The frustration is palpable. After years of endless debate over playoff expansion, name, image and likeness (NIL) regulations and unwieldy scheduling, the sport’s most influential voices have failed to deliver concrete solutions. The conversation has begun to resemble the polarized discourse of national politics, with each side shouting louder than the other while little progress is made.
Recent meetings of SEC coaches and commissioner Greg Sankey illustrate the stalemate. The gathering produced talk but no tangible outcomes, underscoring a reality that the highest‑paid and most impacted figures in college football wield minimal influence over off‑field decisions.
A Straightforward Fix
The author proposes a simple, yet radical, remedy: require every Power Four conference to schedule the same number of games against other Power Four opponents. By guaranteeing that each program faces an equal slate of elite competition, the sport could restore a baseline of competitive balance that currently favors only a handful of traditional powerhouses.

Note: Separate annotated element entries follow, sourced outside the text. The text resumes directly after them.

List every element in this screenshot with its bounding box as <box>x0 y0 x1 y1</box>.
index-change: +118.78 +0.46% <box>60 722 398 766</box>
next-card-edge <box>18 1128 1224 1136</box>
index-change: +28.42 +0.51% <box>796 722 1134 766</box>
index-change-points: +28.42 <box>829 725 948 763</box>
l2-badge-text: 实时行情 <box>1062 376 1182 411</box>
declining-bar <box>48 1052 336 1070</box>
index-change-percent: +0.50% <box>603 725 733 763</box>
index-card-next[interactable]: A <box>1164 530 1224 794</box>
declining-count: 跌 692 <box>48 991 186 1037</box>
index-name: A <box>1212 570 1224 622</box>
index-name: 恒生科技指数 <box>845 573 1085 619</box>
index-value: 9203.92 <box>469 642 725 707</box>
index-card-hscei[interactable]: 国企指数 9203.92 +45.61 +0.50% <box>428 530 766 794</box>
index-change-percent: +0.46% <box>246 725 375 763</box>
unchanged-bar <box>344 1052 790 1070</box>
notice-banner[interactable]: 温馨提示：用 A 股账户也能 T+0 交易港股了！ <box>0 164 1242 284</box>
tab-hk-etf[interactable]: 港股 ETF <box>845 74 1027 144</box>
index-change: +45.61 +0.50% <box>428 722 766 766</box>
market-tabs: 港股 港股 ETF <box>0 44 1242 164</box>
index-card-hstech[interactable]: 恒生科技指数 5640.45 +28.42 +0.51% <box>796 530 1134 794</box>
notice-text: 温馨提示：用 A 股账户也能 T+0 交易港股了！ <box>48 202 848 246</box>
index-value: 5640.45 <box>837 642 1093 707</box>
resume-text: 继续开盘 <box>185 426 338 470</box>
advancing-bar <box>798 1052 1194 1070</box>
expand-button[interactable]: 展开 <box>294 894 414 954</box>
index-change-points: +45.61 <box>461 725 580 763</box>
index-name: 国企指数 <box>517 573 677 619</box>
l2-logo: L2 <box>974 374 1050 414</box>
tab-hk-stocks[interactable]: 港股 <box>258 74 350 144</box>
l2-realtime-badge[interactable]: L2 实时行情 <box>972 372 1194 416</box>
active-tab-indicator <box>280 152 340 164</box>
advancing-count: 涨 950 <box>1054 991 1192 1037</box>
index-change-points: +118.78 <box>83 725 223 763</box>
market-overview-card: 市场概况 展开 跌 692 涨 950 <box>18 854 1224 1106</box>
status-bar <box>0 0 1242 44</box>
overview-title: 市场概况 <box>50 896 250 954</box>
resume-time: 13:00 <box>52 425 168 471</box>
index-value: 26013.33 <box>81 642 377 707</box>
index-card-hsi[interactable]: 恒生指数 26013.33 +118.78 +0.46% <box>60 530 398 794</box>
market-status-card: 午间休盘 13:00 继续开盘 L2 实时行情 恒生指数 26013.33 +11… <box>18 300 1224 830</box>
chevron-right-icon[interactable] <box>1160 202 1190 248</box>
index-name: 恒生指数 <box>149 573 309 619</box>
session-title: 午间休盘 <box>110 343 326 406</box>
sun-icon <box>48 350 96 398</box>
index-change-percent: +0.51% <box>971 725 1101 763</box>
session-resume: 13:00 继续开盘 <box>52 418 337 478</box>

The SEC has already taken a step in this direction, moving to a nine‑game conference schedule and adding a tenth Power Four opponent for every team each year. The Big Ten, however, has resisted adopting the same model, a move the author condemns as both inconsistent and detrimental to the broader goal of parity.
Criticism of the Big Ten is sharp. The conference is described as the "loudest but weakest and slimiest" player in the room, refusing to follow the SEC’s lead despite the clear benefits of a unified approach. The author urges the Big Ten to add a tenth Power Four game for all its members, arguing that this would level the playing field and reduce the partisan squabbling that now dominates discussions.
If conferences can agree on a common scheduling formula before the season begins, the ensuing competitive landscape could shift dramatically. Players, coaches and fans alike would benefit from a clearer, more predictable structure that rewards on‑field performance rather than off‑field maneuvering.
The Path Forward
The solution does not require sweeping legislative changes or complex regulatory overhauls. It hinges on a single, enforceable rule: every Power Four program must play an identical number of Power Four opponents each season. Such a rule would create immediate, measurable parity and could serve as a foundation for addressing the sport’s broader challenges.
The conversation is at a crossroads. With leaders like SEC commissioner Greg Sankey, Alabama’s Kirby Smart, Ole Miss’s Lane Kiffin, Texas’s Steve Sarkisian, Georgia’s Jon Sumrall and Auburn’s Eli Drinkwitz all watching, the next move will determine whether college football can escape its current impasse and return to a focus on competition rather than controversy.